Wednesday, January 31, 2018

Moscow Ignoring Evolving Ethnic and Religious Changes in North Caucasus at Its Peril, Markedonov Says




Paul Goble

            Staunton, January 31 – Over the last few years, the North Caucasus has dropped off Moscow’s radar screen, Sergey Markedonov says, at precisely the time when ethnic and religious changes there make it likely that the region will present far more serious problems for the center in the near future.

            Speaking to a Makhachkala conference on current problems in the region at which other speakers noted that one in every 18 crimes there is related to extremism and the Islamists are actively recruiting via the web, the Moscow specialist says that Moscow needs to refocus on the North Caucasus now (kavkazr.com/a/transformacia-severnogo-kavkaza/29009158.html).

                The reason is simple, he continues, is that religion has dramatically increased its role in the lives of the rising generation of North Caucasians and that those informed either by ethnicity or religion are now focused on very different issues than was the case 20 years ago. Failure to recognize this will only make the situation worse.

            “The religious factor has begun to have great importance,” Markedonov says. “In the 1990s in Chechnya, for example, it was not expressed at all.”  But the younger generation today is less interested in ethnic issues than in religious ones and thus can be effectively approached only if that is recognized.

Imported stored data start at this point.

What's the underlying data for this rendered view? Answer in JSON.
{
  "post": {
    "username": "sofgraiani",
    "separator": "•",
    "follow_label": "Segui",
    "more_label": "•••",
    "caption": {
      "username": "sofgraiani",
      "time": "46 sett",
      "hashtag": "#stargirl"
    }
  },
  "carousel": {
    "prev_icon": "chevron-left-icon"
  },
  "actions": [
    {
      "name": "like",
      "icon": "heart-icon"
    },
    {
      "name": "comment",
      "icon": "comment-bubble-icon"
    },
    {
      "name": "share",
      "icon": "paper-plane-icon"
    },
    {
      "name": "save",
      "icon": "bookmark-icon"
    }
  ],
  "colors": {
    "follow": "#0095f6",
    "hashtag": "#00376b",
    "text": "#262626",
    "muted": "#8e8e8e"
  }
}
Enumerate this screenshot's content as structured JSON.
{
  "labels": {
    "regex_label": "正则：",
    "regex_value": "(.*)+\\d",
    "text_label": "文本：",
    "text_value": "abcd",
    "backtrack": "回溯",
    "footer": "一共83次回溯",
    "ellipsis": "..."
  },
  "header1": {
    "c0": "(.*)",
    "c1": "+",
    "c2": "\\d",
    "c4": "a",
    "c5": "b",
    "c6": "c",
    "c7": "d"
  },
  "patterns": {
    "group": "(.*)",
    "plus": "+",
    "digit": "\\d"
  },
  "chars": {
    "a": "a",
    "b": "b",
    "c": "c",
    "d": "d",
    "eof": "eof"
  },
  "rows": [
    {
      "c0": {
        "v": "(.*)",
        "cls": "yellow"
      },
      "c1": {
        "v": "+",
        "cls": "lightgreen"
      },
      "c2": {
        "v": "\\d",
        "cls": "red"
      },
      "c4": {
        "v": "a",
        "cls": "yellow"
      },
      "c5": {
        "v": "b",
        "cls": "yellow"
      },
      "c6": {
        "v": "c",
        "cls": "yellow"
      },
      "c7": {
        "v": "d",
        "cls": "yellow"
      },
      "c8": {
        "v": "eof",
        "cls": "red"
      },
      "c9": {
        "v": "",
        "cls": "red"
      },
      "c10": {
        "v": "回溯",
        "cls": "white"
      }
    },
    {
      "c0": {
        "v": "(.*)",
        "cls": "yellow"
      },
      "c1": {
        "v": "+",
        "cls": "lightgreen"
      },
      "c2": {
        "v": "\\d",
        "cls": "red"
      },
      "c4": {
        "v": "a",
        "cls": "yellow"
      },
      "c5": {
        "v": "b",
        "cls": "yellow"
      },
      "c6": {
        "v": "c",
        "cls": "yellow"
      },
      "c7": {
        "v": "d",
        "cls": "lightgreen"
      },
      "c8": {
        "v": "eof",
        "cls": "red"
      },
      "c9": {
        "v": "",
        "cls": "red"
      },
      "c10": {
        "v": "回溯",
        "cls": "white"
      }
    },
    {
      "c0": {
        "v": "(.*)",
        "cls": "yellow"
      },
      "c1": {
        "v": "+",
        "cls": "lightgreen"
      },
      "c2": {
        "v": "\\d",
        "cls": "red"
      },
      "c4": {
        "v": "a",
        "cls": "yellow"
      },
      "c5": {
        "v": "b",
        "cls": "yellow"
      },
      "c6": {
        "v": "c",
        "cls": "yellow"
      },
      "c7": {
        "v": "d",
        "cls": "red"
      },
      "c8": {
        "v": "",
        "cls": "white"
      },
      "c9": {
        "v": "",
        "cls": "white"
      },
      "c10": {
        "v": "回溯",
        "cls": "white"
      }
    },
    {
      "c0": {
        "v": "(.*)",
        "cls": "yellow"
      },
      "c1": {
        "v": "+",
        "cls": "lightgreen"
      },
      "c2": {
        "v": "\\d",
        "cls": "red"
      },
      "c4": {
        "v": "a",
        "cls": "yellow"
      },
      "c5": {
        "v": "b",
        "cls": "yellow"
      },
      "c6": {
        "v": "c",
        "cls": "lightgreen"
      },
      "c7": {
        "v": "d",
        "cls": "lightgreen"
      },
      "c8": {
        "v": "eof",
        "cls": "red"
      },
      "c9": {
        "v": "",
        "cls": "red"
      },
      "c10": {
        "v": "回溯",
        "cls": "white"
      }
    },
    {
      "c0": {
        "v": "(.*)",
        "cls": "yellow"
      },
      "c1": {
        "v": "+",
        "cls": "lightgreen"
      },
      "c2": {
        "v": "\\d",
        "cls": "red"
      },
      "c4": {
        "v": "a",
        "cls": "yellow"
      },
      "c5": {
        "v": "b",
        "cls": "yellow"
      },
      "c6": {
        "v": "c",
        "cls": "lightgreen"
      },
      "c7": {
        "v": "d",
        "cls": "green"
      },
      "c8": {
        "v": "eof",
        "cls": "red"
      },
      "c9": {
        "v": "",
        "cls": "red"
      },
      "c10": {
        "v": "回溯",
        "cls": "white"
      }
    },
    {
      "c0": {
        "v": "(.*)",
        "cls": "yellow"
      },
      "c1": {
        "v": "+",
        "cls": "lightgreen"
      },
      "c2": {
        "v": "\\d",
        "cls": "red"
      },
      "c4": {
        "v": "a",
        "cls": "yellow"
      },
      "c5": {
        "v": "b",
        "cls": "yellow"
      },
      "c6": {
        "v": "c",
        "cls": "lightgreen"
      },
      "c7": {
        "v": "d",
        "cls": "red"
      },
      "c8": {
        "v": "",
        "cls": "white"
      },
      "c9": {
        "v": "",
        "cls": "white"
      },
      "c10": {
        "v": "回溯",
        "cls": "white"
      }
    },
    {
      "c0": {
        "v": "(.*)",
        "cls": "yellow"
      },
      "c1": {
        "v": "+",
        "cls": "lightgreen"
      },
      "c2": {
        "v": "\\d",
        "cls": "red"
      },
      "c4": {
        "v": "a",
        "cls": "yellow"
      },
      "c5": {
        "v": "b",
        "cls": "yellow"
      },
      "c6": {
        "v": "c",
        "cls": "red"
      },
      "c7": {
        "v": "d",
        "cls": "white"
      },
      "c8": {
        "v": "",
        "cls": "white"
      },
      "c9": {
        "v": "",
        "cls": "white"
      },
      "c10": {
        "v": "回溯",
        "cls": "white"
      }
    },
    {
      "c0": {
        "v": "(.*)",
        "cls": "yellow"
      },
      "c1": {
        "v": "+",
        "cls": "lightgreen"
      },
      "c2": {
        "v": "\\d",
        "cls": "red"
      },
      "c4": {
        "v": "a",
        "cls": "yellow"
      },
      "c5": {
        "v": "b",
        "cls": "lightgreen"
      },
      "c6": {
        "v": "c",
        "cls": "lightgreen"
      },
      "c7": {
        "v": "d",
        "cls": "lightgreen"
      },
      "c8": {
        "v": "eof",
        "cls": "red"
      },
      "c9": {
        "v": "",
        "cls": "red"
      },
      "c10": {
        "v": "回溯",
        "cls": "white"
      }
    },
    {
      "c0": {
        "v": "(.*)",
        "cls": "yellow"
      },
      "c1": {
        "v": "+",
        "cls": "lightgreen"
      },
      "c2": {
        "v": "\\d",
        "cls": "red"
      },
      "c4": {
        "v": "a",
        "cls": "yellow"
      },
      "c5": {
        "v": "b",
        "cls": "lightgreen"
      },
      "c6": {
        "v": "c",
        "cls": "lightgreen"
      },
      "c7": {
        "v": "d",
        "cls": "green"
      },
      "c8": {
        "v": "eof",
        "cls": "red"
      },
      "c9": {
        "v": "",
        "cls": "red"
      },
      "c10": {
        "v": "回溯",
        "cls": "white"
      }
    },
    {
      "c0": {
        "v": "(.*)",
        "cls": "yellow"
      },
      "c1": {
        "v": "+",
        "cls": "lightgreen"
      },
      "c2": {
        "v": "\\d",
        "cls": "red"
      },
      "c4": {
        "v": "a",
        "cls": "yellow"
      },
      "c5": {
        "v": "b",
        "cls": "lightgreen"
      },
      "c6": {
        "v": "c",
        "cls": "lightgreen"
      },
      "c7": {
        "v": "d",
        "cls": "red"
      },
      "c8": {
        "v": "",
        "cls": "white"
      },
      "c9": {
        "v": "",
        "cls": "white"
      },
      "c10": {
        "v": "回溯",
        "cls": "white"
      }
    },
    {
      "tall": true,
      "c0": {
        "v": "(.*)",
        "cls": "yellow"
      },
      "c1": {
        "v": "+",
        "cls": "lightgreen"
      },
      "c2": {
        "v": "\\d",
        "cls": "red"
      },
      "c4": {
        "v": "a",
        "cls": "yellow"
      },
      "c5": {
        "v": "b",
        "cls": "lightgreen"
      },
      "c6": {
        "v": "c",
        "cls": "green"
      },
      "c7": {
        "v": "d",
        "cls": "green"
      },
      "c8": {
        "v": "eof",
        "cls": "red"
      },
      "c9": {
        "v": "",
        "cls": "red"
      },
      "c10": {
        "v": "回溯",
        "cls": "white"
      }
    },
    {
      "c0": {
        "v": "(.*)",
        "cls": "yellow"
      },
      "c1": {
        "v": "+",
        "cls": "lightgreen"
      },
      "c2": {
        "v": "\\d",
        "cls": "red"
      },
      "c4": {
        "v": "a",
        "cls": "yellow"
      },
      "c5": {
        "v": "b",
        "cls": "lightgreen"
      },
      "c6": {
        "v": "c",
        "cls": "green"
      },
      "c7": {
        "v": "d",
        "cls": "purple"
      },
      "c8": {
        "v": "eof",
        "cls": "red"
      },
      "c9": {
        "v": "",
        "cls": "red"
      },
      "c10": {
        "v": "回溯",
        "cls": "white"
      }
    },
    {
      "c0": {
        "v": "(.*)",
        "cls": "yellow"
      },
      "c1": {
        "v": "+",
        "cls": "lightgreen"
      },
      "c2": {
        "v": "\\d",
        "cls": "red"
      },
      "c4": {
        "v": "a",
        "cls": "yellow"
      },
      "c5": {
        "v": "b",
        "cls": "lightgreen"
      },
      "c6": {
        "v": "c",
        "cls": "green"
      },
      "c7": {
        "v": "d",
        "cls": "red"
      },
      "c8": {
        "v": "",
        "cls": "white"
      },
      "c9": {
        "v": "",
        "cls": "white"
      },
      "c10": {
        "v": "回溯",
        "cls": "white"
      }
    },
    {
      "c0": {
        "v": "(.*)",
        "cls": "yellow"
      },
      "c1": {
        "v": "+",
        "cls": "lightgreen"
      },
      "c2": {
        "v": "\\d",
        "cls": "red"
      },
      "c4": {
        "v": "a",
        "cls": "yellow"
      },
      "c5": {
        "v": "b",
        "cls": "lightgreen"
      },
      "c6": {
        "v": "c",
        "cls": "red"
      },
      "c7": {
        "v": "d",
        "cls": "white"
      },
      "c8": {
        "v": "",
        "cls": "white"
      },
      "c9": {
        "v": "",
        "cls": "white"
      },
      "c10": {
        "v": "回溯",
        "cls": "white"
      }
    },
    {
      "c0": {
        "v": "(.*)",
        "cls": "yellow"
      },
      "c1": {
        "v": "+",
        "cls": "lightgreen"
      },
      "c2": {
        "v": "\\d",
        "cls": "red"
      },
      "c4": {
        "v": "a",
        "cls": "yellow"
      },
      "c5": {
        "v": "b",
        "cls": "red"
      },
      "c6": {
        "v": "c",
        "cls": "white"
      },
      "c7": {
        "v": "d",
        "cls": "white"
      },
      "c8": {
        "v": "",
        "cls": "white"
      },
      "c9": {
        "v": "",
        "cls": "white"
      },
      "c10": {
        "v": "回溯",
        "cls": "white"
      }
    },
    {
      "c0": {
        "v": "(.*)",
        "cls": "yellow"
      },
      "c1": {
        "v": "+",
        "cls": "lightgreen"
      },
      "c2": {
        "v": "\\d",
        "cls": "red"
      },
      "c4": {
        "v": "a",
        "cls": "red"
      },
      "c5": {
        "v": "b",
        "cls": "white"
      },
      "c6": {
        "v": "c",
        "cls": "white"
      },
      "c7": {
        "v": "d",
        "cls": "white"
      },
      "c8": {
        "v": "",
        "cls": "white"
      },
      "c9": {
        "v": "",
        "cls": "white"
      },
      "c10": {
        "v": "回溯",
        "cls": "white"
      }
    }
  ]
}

            Meanwhile, the ethnic factor has simultaneously become less important relative to religion and changed its focus.  Again, in the 1990s, people were focused on ethnic issues that arose in Soviet times – “Stalinist repressions, the restoration of specific administrative formations” and so on.

                “Now,” however, Markedonov continues, “the ethnonational problems” people care about “are connected with the realities of the current day – land, resources, and access to power.” Thus, for example, Circassians today are more focused on gaining representation in government bodies than in the events of 1864.

            If Moscow fails to recognize these changes, the Russian expert on the region suggests, it will not only be unable to counter the emerging threats but may even take actions that will exacerbate problems rather than solve them.